Reporting during the Hong Kong protests

♫♫♫ [Sasa Petricic] Being in the middle of the protest started out being fairly benign but within a matter of weeks, certainly after the first couple of months of these protests things really did become much more dangerous. Loads and loads of tear gas coming at you, you can hear it popping. The protesters are trying to send it back, to throw it back but that’s not being very effective. There was tear gas flying. There were rocks being thrown. And in some cases fire bombs by the protesters themselves. The police were becoming much more
aggressive toward everybody including journalists. So they were hitting people to get them out of the way with their clubs. They were firing tear gas canisters in some cases at people’s heads or certainly at that level. This turned into really a battle between protesters and the establishment and the police itself.
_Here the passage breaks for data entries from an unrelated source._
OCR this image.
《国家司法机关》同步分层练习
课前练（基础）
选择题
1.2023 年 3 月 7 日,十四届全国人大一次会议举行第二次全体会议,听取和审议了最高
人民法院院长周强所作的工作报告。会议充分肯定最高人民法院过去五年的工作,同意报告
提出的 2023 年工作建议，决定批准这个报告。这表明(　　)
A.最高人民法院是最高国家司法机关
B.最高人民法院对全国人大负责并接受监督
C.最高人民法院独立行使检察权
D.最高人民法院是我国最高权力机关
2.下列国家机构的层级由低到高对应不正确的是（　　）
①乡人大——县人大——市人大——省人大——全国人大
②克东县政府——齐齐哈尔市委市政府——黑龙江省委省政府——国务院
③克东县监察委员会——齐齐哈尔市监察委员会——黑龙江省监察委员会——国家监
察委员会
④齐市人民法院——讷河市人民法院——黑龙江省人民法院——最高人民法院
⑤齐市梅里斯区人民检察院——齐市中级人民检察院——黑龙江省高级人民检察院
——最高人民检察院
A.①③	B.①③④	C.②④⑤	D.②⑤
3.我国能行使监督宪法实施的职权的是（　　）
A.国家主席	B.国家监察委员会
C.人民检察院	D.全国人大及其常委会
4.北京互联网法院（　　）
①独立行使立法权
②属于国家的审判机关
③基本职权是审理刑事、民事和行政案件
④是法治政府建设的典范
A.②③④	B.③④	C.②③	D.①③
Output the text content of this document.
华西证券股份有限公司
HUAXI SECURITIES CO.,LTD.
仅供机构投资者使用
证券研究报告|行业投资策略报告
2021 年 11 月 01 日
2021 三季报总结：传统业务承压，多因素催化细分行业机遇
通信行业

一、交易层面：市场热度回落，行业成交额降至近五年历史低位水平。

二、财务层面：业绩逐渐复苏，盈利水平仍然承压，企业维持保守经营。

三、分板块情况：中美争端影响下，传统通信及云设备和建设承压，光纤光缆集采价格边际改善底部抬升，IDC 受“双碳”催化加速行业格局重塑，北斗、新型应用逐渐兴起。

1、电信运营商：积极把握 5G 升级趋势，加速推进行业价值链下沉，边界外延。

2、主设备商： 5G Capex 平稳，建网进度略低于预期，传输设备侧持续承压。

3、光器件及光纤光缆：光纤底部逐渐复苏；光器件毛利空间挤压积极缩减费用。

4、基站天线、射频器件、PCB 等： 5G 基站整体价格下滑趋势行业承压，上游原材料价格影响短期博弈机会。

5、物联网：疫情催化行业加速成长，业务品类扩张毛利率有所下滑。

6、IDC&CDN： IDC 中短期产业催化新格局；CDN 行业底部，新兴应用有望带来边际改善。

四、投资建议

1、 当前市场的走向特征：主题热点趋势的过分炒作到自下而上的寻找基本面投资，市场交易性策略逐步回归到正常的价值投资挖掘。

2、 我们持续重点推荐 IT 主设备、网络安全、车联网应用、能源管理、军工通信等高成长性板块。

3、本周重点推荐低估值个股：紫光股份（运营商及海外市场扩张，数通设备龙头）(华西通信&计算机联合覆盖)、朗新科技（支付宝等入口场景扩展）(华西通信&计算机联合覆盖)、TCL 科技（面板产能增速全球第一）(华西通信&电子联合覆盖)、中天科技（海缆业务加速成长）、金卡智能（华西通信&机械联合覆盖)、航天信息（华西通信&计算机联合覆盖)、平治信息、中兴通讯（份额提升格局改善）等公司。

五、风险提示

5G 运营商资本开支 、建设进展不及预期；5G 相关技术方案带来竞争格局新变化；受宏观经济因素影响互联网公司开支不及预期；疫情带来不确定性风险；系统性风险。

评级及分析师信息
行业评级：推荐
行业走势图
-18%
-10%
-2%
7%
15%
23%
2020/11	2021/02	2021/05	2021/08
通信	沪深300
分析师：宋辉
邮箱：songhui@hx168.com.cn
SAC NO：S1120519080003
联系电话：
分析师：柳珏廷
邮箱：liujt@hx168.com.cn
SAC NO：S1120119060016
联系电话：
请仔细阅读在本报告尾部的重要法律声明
And the society was just split right down the middle So standing in the middle of it you really felt that it was a war zone. [Chris Brown] Hong Kong streets turned white again as tear gas that burns the skin coated protestors who refused to take down street barricades. In an instant you have to grab your gas mask and put it on and then make an instant decision about what do you do. We spent about two minutes inside the tear gas zone and then we decided we had to get out of there because we could see that the police had water cannons we could hear what sounded like rubber bullets being fired and in fact that’s what it was. It’s a very bad place to be. I think for us the scariest most dangerous moment came one night in Kowloon. We saw this group of maybe 30 people or so up ahead and the police began to chase them. But just as they got close, from outside of an alley came another huge crowd maybe three or four hundred people. One of the police officers fell I thought he was going to get beat up perhaps even killed. One of his colleagues pulled out his pistol and pointed it at the protesters and then fired up in the air. And at the time that was the first use of live ammunition in this protest and it marked a serious escalation. It did however, buy the officers enough time to get back on their feet and then to run down the road and they eventually locked themselves in a building and they had to wait for reinforcements to come. And this is that very scary scene ended with the riot police taking shelter in this building here. It was striking to me how fast things changed how unpredictable it was and ultimately how very dangerous it could have been. You know describing Hong Kong and the situation there to Canadians doesn’t seem that difficult. They grabbed Chris Young yesterday. He’s a Canadian who spent his teens in Vancouver, his adult life in Hong Kong. And last night he spent chained to a hospital bed after a heavy-handed arrest. And they feel that they almost have a duty to explain what’s going on there. So they helped me tell Canadians that story.